While I don't want to stop people discussing the Israel/Palestine conflict, I think that it is such a hot button topic that it would help keep this room calm if the discussion had its own room.
@M.A.R. I just wanted to make sure your contribution was acknowledged.
@MattE.Эллен Can we talk about 'talking about it'? I'm assuming 3rd order questions are fair game but not sure about 2nd order.
Maybe it depends on whether we're talking about 'talking about the Israeli/Palestinian thing' or 'talking abstractly about ... uh ...' those kinds of things.
@Mitch I'm mostly concerned with the volatility of discourse in here. there are ... people on the SE chat network (noöne from here) who have been being extra spicy and I am being a bit preëmptive about where the heat is contained. So you can talk about talking about it
As an old, I want to use emojis to look cool but my OS makes me use an alternate keyboard like I'm typing in Arabic and zhuyin at the same time.
Which brings up the next topic, can you use emojis in Chinese text? Or really -do- people use emojis in Chinese text and do they mean the same things as in English?
By 'exactly' I mean I cannot tell the difference among any of those, but I'm pretty sure you used two different emojis... maybe they're all distinct I don't know
> “Prophet!” said I, “thing of evil! prophet still, if bird or devil!
Do you think that's bad rhyming?
evil has a long /i/ and devil has a short schwa. I know you're not supposed to pay attention to the length of the syllables in English poetry, but still it stood out to me. I thought maybe it's at least not the smoothest choice.
@MattE.Эллен I don't think so. Both with or without "the" appear to unambiguiously convey the same information. It sounds better with "the" for me but I don't know why.
@Færd That is an awful rhyme for me (AmE), it's not deevil or ehvil.
But there is a concept of 'spelling rhyme' which some people like to use.
I translate in my head 'spelling rhyme' to "not an actual rhyme' or 'I'm cheating' or 'I just can't think of a good word so fuck it this'll have to do'
@Færd That works for me. It's not a perfect rhyme but sounds good anyway.
@MattE.Эллен You know what's annoying? When a notification of a chat flag pops up, and you vote on it (yay! easy UI!) and then you wonder about the context... and then you can't find it. There's no list of voted on flags. I want to check the context, but now I can't.

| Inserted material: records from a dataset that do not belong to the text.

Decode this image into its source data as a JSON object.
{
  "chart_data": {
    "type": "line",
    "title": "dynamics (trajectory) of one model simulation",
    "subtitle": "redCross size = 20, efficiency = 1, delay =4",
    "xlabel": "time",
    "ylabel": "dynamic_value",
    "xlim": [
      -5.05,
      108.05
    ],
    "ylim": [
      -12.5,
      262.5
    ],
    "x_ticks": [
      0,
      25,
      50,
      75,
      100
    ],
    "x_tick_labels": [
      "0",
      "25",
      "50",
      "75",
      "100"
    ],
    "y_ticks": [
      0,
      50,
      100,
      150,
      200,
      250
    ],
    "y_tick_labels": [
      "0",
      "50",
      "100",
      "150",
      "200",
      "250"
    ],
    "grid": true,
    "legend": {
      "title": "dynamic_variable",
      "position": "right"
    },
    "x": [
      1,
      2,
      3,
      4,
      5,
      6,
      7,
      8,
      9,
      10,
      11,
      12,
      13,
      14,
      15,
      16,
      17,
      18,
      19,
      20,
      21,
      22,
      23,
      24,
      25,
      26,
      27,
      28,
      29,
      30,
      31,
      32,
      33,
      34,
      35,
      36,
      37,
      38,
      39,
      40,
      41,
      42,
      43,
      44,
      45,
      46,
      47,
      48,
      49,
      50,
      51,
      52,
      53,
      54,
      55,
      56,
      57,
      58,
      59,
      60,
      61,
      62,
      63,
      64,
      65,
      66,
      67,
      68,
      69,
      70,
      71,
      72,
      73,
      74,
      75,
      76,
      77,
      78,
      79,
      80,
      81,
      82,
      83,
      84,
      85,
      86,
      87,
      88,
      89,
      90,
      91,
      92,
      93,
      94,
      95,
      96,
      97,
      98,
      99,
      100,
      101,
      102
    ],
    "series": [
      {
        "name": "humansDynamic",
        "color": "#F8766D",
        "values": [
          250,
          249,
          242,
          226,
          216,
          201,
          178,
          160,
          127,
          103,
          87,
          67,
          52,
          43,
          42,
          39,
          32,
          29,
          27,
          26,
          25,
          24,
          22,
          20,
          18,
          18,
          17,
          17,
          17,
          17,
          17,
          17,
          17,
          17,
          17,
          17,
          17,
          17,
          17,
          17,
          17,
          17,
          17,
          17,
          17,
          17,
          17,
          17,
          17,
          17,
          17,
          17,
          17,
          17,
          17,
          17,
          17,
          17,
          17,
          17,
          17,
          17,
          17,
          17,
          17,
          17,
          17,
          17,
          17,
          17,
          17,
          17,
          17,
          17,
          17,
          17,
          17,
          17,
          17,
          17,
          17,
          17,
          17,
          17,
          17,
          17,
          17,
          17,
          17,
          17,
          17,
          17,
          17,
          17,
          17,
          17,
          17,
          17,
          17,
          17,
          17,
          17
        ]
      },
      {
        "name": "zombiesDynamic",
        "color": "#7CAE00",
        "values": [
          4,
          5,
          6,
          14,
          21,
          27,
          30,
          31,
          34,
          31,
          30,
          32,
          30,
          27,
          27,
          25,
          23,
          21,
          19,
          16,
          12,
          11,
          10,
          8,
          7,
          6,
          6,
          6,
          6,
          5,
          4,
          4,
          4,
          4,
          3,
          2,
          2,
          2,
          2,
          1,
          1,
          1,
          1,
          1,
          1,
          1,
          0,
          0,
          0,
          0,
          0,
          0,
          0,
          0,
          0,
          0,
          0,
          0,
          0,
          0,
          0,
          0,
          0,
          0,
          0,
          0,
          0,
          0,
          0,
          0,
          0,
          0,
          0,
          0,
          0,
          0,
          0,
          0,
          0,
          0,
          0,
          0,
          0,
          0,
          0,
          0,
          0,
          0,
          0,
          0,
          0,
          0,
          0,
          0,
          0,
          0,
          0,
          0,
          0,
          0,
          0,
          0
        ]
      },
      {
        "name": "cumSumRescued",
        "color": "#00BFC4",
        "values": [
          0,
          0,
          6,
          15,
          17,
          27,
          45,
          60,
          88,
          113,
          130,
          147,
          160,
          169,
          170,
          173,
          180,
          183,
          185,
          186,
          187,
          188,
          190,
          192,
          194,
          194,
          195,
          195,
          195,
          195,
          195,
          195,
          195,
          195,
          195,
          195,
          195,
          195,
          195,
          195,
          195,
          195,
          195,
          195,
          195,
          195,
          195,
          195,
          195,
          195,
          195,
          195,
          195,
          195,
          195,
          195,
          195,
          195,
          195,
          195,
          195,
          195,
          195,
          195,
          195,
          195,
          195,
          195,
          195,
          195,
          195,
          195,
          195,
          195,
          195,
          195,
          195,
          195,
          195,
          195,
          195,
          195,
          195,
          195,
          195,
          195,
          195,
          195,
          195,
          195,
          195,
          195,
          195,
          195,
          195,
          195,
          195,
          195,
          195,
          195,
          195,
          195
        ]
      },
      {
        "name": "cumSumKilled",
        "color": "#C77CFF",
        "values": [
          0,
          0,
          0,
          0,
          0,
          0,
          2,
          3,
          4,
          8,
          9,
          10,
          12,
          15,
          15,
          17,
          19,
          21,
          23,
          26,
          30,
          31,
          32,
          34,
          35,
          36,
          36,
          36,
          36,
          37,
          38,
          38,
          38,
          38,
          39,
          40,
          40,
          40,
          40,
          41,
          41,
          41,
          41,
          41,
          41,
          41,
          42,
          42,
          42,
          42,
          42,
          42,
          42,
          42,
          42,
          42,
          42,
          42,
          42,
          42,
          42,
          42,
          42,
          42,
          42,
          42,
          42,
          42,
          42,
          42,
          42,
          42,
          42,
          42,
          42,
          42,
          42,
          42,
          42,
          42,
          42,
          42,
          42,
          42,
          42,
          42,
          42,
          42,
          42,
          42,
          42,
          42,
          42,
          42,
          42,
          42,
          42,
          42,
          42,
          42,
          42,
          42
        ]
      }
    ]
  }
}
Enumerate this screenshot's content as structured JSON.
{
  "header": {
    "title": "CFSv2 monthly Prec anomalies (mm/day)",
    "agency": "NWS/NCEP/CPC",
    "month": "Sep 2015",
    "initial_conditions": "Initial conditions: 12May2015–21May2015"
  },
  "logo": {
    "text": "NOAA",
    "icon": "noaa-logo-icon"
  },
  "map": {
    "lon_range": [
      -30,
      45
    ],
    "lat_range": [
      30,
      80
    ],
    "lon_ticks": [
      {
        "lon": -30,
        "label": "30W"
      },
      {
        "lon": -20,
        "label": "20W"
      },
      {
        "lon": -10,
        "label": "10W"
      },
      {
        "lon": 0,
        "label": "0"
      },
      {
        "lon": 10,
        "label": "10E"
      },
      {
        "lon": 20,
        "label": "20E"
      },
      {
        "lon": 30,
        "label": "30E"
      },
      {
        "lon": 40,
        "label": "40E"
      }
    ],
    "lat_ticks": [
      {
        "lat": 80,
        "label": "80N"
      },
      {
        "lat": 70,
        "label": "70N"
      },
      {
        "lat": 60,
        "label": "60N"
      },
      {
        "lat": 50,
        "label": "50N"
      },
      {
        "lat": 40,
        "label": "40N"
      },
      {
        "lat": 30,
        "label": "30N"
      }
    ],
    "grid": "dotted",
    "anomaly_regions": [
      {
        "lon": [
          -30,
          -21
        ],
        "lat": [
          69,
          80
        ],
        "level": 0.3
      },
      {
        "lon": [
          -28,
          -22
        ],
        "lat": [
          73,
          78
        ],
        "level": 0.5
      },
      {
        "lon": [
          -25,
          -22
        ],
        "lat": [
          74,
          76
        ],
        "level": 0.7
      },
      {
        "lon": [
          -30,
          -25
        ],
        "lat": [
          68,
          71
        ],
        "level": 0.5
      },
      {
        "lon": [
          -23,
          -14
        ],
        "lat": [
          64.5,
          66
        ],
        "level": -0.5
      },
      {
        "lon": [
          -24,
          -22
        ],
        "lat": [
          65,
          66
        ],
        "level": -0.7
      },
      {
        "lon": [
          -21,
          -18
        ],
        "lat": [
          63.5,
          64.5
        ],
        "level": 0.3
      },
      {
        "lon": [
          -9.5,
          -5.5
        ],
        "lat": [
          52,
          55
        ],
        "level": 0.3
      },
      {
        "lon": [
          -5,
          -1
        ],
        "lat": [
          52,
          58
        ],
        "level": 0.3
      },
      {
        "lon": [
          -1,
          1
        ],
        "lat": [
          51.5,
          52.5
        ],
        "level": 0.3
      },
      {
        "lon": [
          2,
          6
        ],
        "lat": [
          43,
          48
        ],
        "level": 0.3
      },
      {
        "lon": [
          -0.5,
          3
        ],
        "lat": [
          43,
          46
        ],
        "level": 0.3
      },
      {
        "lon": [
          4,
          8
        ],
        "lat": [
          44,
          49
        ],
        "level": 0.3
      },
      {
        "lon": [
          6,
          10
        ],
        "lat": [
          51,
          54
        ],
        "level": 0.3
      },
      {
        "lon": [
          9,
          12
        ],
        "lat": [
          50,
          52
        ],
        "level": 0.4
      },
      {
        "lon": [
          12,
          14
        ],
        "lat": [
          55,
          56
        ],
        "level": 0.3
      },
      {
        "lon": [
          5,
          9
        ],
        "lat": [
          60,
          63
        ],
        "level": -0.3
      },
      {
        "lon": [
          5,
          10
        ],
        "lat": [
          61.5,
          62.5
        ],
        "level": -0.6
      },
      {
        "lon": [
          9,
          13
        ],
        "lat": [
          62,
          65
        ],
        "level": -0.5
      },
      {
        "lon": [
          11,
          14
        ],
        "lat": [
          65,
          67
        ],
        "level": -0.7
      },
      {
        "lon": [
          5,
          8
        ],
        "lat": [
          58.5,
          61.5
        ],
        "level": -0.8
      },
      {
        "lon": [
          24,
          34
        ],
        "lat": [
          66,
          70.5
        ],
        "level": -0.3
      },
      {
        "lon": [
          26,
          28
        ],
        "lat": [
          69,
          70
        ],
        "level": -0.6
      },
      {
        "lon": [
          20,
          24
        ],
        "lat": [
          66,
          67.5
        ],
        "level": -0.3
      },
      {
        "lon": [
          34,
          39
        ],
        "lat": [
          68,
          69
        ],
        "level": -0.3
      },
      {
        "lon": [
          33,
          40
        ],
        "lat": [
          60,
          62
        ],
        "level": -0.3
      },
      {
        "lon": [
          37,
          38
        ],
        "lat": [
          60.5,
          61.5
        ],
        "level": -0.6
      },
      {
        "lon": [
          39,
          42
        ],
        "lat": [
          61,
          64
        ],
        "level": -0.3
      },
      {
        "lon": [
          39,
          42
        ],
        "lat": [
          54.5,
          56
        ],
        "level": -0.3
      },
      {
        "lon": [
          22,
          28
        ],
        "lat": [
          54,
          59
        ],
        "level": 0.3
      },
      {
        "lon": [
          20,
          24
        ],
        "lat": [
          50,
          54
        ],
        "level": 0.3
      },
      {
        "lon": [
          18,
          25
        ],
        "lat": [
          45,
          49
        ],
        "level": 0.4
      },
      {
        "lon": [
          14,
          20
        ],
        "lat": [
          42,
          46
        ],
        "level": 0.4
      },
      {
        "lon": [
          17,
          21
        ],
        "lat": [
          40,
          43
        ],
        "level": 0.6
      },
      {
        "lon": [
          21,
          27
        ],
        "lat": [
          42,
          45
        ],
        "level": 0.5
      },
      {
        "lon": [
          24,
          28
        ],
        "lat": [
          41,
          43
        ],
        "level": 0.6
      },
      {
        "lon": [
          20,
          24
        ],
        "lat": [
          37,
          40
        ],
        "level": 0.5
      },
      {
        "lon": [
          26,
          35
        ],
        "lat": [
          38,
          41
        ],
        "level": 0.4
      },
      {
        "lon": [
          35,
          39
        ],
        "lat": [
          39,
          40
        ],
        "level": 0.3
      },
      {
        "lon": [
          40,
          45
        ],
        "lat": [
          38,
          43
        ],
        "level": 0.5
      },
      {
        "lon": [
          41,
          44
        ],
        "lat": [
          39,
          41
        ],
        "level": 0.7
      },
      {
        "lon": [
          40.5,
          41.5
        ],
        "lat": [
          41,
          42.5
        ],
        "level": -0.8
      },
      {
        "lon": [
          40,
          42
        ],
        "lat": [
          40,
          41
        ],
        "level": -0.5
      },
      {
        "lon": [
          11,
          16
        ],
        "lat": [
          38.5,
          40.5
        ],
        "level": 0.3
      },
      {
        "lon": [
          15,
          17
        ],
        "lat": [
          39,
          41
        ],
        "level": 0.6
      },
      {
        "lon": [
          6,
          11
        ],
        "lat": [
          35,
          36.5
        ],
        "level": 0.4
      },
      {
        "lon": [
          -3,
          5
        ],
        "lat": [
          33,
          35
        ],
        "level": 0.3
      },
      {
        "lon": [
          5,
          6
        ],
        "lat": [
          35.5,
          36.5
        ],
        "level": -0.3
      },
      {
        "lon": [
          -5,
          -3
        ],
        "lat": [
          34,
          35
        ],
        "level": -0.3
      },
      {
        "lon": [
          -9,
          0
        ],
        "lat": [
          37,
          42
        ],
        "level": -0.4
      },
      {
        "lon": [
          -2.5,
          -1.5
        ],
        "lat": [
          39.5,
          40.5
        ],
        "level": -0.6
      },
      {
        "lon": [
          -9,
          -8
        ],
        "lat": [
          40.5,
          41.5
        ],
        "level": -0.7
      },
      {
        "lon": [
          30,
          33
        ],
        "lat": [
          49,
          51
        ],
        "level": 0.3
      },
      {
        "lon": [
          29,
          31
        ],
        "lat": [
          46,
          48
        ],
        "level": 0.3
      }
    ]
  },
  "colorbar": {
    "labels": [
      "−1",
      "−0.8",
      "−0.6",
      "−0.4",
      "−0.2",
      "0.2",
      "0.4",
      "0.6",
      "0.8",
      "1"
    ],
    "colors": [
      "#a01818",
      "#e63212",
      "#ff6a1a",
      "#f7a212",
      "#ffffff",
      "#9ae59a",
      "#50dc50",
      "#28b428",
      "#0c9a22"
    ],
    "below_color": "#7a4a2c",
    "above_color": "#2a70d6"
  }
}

@Mitch yeah. the system should force you to go to the room before you vote. but I guess if something it truly horrendous then it's better to deal with it quickly than go in search of context
eg this just in "I do. I've watched the last few days of chat as I catche up and the D&D hate is coming through loud and clear. If you say so. I'll let it go."
Well, I would have had some minimal interest in seeing the conversation but I only had enough time to read the flag and c-p it, not enough with that UX to visit and judge well.
I often think authoritatively that simple taboo word recognition is awfully ... over simplified manner to judge for valid flag, but then that's what I can do in the short 5 seconds of the life of the chat flag.
Nikolay Platoshkin, founder of a socialist movement titled "For New Socialism", may get 6 years of penal colony in Russia. The prosecutor has requested this term for him today. znak.com/2021-05-18/…
Putin is trying to suppress all non-controlled parties.
In a separate development, Head of the Chechnya Region recorded a video in which he promises to kill a person who called him a devil in a social network comment.
The Russian General Prosecutor's Office has a history of "not noticing" such statements made by Kadyrov, although it's a punishable crime in Russia.
@Cerberus It seems many people seem to think that the 'person' applies to themselves as opposed to the person/thing they are meeting. Like: I saw the new iPad in person.
Well, he’s arguing that if I say I’ve seen the Mona Lisa in person, which I have, that that’s wrong. I’m saying it’s not wrong, and is in fact a very direct way to get the point across. He could ask on ELL.
That's a value judgment on lots of things, not a descriptive rule. Language doesn't always work with rules. It'd be simpler to for French to say 'nonante et neuf' yet they insist on 'quatre-vingt dix-neuf'
but that could easily be a judgement of the French.
starts torpedo up again
@Cerberus We say what we say because others do and then we do. If there's logic that supports it that is just after the fact rationalization. It may make the pattern easier to generalize and remember but there's no guarantee that it is truly general.
I feel like emojis are not expressive enough. Like it's a little snapshot of one person's (or a committee of friends who are mostly identical) thinking up reactions.